By Tom Hals
WILMINGTON, Del (Reuters) – Galaxy Digital Holdings Ltd, a crypto financial services firm, should pay at least $100 million in damages for walking away from its $1.2 billion takeover deal for BitGo Inc, the digital asset custodian said in a court filing made public on Thursday.
Galaxy ended the takeover, the first billion-dollar crypto deal, because it was reeling from the collapse of digital currencies but falsely blamed BitGo’s accounting, according to the lawsuit by BitGo that was filed on Tuesday under seal.
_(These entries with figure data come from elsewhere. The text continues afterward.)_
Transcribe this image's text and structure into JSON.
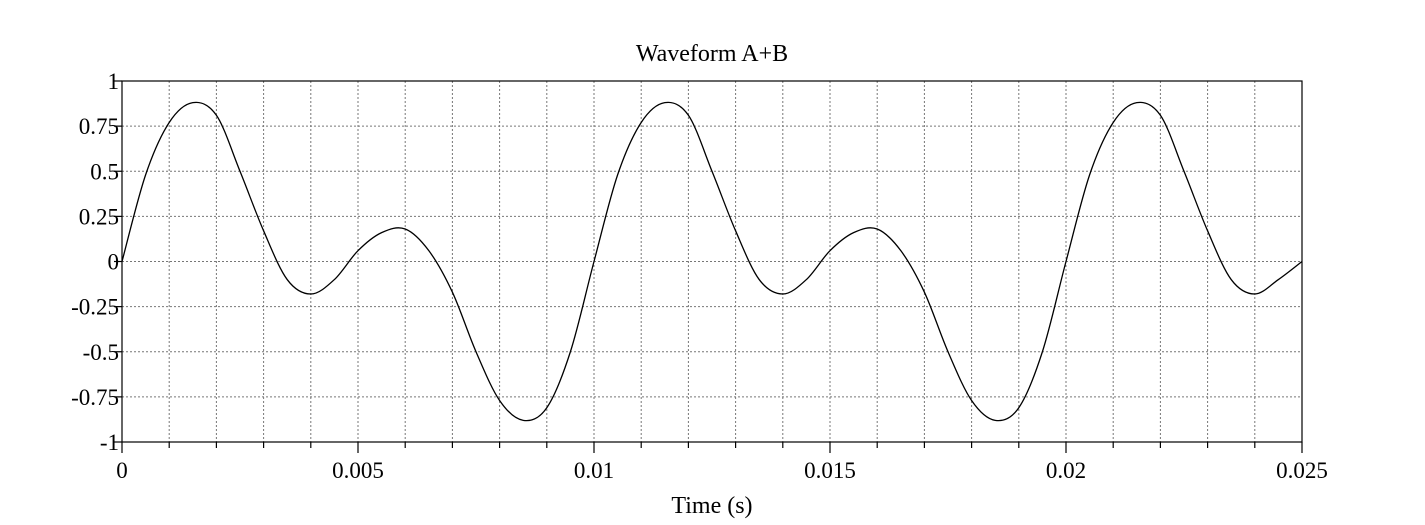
{
  "chart_data": {
    "type": "line",
    "title": "Waveform A+B",
    "xlabel": "Time (s)",
    "ylabel": "",
    "xlim": [
      0,
      0.025
    ],
    "ylim": [
      -1,
      1
    ],
    "grid": true,
    "legend": "none",
    "xticks": [
      {
        "value": 0,
        "label": "0"
      },
      {
        "value": 0.005,
        "label": "0.005"
      },
      {
        "value": 0.01,
        "label": "0.01"
      },
      {
        "value": 0.015,
        "label": "0.015"
      },
      {
        "value": 0.02,
        "label": "0.02"
      },
      {
        "value": 0.025,
        "label": "0.025"
      }
    ],
    "yticks": [
      {
        "value": 1,
        "label": "1"
      },
      {
        "value": 0.75,
        "label": "0.75"
      },
      {
        "value": 0.5,
        "label": "0.5"
      },
      {
        "value": 0.25,
        "label": "0.25"
      },
      {
        "value": 0,
        "label": "0"
      },
      {
        "value": -0.25,
        "label": "-0.25"
      },
      {
        "value": -0.5,
        "label": "-0.5"
      },
      {
        "value": -0.75,
        "label": "-0.75"
      },
      {
        "value": -1,
        "label": "-1"
      }
    ],
    "series": [
      {
        "color": "#000000",
        "x": [
          0,
          0.0005,
          0.001,
          0.0015,
          0.002,
          0.0025,
          0.003,
          0.0035,
          0.004,
          0.0045,
          0.005,
          0.0055,
          0.006,
          0.0065,
          0.007,
          0.0075,
          0.008,
          0.0085,
          0.009,
          0.0095,
          0.01,
          0.0105,
          0.011,
          0.0115,
          0.012,
          0.0125,
          0.013,
          0.0135,
          0.014,
          0.0145,
          0.015,
          0.0155,
          0.016,
          0.0165,
          0.017,
          0.0175,
          0.018,
          0.0185,
          0.019,
          0.0195,
          0.02,
          0.0205,
          0.021,
          0.0215,
          0.022,
          0.0225,
          0.023,
          0.0235,
          0.024,
          0.0245,
          0.025
        ],
        "y": [
          0,
          0.48,
          0.77,
          0.88,
          0.81,
          0.5,
          0.17,
          -0.1,
          -0.18,
          -0.1,
          0.06,
          0.16,
          0.18,
          0.06,
          -0.17,
          -0.5,
          -0.77,
          -0.88,
          -0.81,
          -0.5,
          0,
          0.48,
          0.77,
          0.88,
          0.81,
          0.5,
          0.17,
          -0.1,
          -0.18,
          -0.1,
          0.06,
          0.16,
          0.18,
          0.06,
          -0.17,
          -0.5,
          -0.77,
          -0.88,
          -0.81,
          -0.5,
          0,
          0.48,
          0.77,
          0.88,
          0.81,
          0.5,
          0.17,
          -0.1,
          -0.18,
          -0.1,
          0
        ]
      }
    ]
  }
}
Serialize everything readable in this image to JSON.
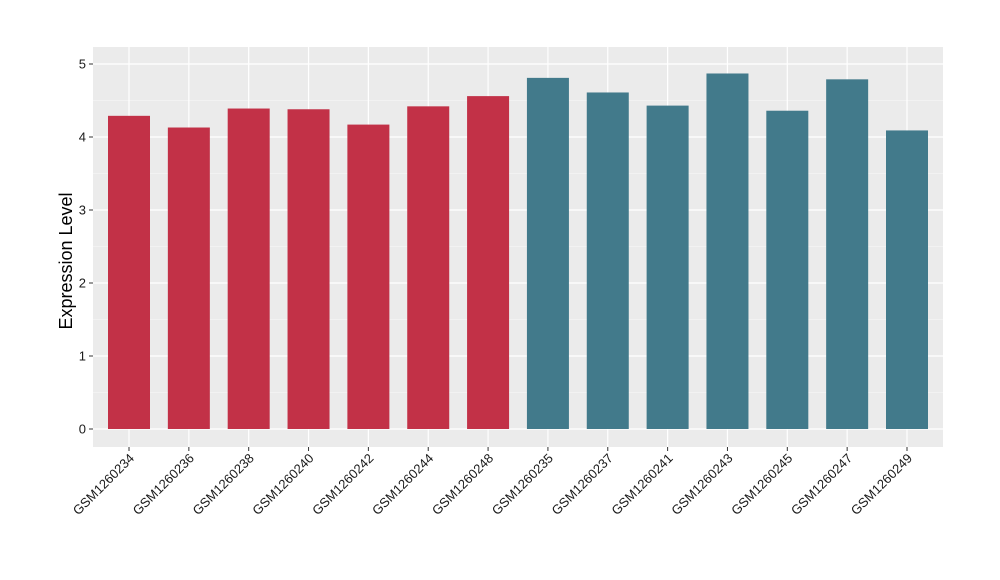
{
  "chart_data": {
    "type": "bar",
    "title": "",
    "xlabel": "",
    "ylabel": "Expression Level",
    "ylim": [
      0,
      5
    ],
    "yticks": [
      0,
      1,
      2,
      3,
      4,
      5
    ],
    "grid": true,
    "legend": "none",
    "background_color": "#EBEBEB",
    "grid_color": "#FFFFFF",
    "categories": [
      "GSM1260234",
      "GSM1260236",
      "GSM1260238",
      "GSM1260240",
      "GSM1260242",
      "GSM1260244",
      "GSM1260248",
      "GSM1260235",
      "GSM1260237",
      "GSM1260241",
      "GSM1260243",
      "GSM1260245",
      "GSM1260247",
      "GSM1260249"
    ],
    "values": [
      4.29,
      4.13,
      4.39,
      4.38,
      4.17,
      4.42,
      4.56,
      4.81,
      4.61,
      4.43,
      4.87,
      4.36,
      4.79,
      4.09
    ],
    "colors": [
      "#C23147",
      "#C23147",
      "#C23147",
      "#C23147",
      "#C23147",
      "#C23147",
      "#C23147",
      "#427A8B",
      "#427A8B",
      "#427A8B",
      "#427A8B",
      "#427A8B",
      "#427A8B",
      "#427A8B"
    ]
  }
}
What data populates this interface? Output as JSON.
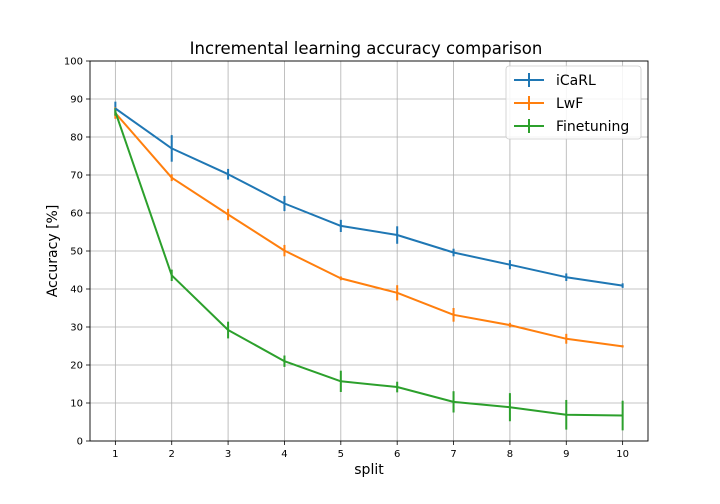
{
  "chart_data": {
    "type": "line",
    "title": "Incremental learning accuracy comparison",
    "xlabel": "split",
    "ylabel": "Accuracy [%]",
    "x": [
      1,
      2,
      3,
      4,
      5,
      6,
      7,
      8,
      9,
      10
    ],
    "xticks": [
      "1",
      "2",
      "3",
      "4",
      "5",
      "6",
      "7",
      "8",
      "9",
      "10"
    ],
    "ylim": [
      0,
      100
    ],
    "yticks": [
      "0",
      "10",
      "20",
      "30",
      "40",
      "50",
      "60",
      "70",
      "80",
      "90",
      "100"
    ],
    "grid": true,
    "legend_position": "upper right",
    "series": [
      {
        "name": "iCaRL",
        "color": "#1f77b4",
        "values": [
          87.5,
          77.0,
          70.2,
          62.5,
          56.6,
          54.2,
          49.6,
          46.4,
          43.1,
          40.9
        ],
        "errors": [
          1.8,
          3.5,
          1.4,
          2.0,
          1.6,
          2.3,
          1.0,
          1.2,
          1.0,
          0.6
        ]
      },
      {
        "name": "LwF",
        "color": "#ff7f0e",
        "values": [
          86.3,
          69.3,
          59.6,
          50.1,
          42.8,
          39.0,
          33.2,
          30.5,
          26.9,
          24.9
        ],
        "errors": [
          1.5,
          0.9,
          1.5,
          1.5,
          0.5,
          2.0,
          1.8,
          0.6,
          1.3,
          0.3
        ]
      },
      {
        "name": "Finetuning",
        "color": "#2ca02c",
        "values": [
          86.6,
          43.6,
          29.2,
          21.0,
          15.7,
          14.2,
          10.3,
          8.9,
          6.9,
          6.7
        ],
        "errors": [
          1.0,
          1.5,
          2.2,
          1.5,
          2.8,
          1.4,
          2.8,
          3.7,
          3.9,
          3.9
        ]
      }
    ]
  }
}
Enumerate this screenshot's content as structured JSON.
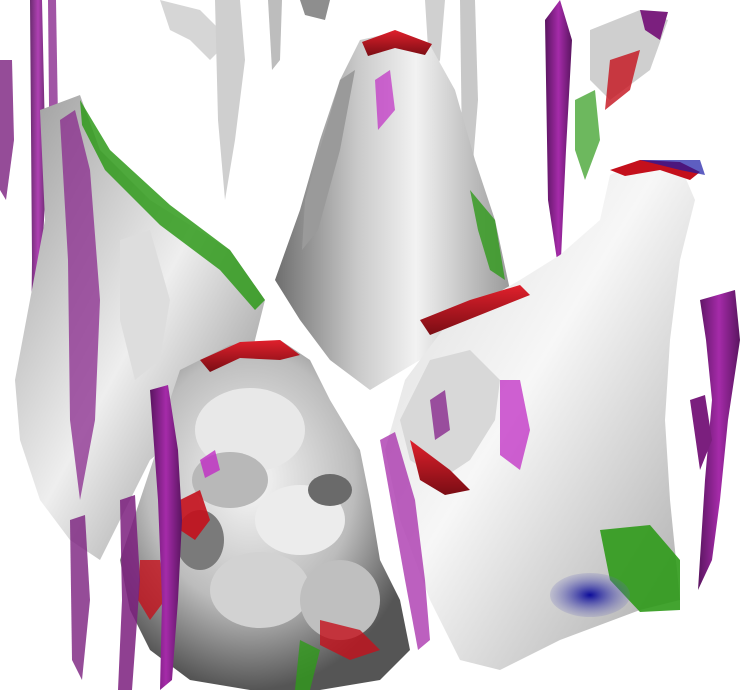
{
  "image": {
    "kind": "3d-isosurface-render",
    "background": "#ffffff",
    "palette": {
      "surface_light": "#f4f4f4",
      "surface_mid": "#bdbdbd",
      "surface_dark": "#5a5a5a",
      "ridge_red": "#c4101c",
      "edge_green": "#2f9a1a",
      "filament_purple": "#7b1f7e",
      "magenta": "#c02cc4",
      "shadow_blue": "#1a1aa6"
    }
  }
}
“Galaxy’s decision to abandon the merger with BitGo prematurely had nothing to do with BitGo’s financial statements and everything to do with Galaxy’s massive losses,” said Bitgo’s complaint, which was filed in Delaware’s Court of Chancery.
The lawsuit seeks at least $100 million in damages for Galaxy’s alleged breach of the takeover deal.
Galaxy said it would seek to have the lawsuit dismissed.
“We completely disagree with the allegations in the complaint,” said a statement from Galaxy.
Galaxy said in August it was terminating the takeover because BitGo failed to deliver audited 2021 financial statements by a July 31 deadline.
Galaxy announced the deal in May 2021, when a frenzy for digital assets sent bitcoin to more than $55,000.
The cash and stock acquisition was the biggest crypto deal at the time and expanded Galaxy into digital custodian services as it was preparing to list its stock on Nasdaq.
However, since late 2021, investors have soured on digital assets and on Thursday bitcoin was trading at just under $20,000. Galaxy reported a loss of $554 million for its second quarter of this year, but emphasized it maintained more than $1 billion in cash and still intends to list on Nasdaq.
Galaxy was founded by former hedge fund manager turned cryptocurrency pioneer Michael Novogratz in 2018 as an investment management firm which then expanded into investment banking and trading.